I edited, sir. Please help me.

The problem is that you don’t have a Tokenizer in your pipeline. The CountVectorsFeaturizer require tokens.

Try inserting the WhitespaceTokenizer at the beginning of your pipeline:

pipeline:
- name: "WhitespaceTokenizer"
- name: custom_components.parrot_extractor.ParrotExtractor
- name: EntitySynonymMapper
...

Thank you for your reply sir. But in rasa old version, it works even if there is no tokenizer. I set the analyzer of CountVectorFeaturizer to ‘char’ and also set minimum and maximum ngram range. But why does it still need to have tokens?

Same problem here! I updated the rasa version for a project that is already in production, and with the new version I get an error on the pipeline - Failed to validate component CountVectorsFeaturizer. Missing property: ‘tokens’.

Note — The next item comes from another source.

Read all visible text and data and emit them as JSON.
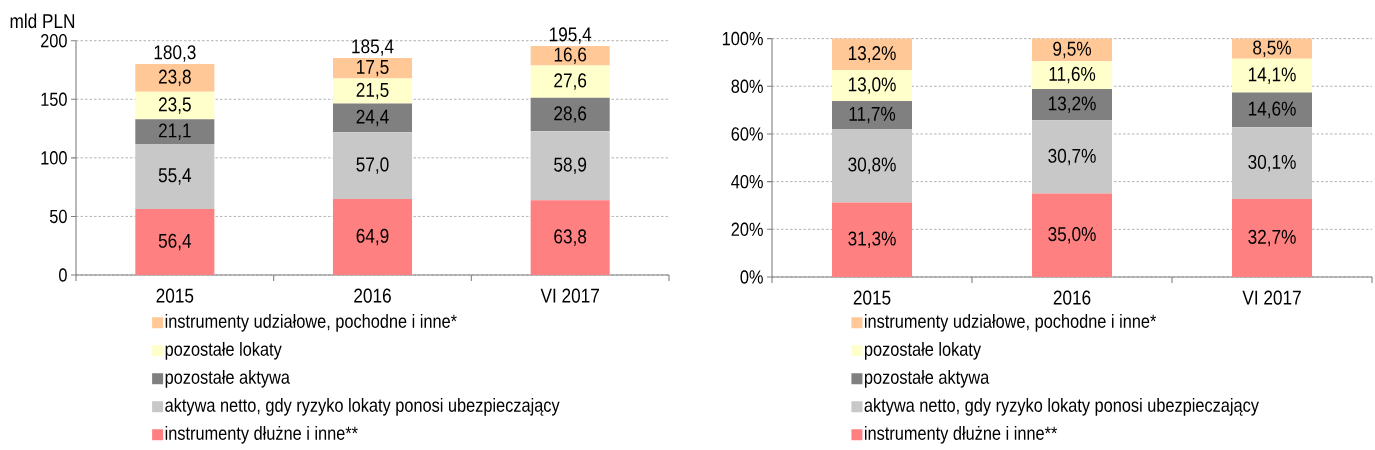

Also, if you check the documentation, the CountVectorsFeaturizer not requires any tokenizer.

Can you check @stephens ?

Many thanks

Upon further research, there was a change in CountVectorsFeaturizer. It used to do a text.split() if tokens were not present. That was removed in a recent release and you now must explicitly include a tokenizer.

@stephens many thanks for the explanation!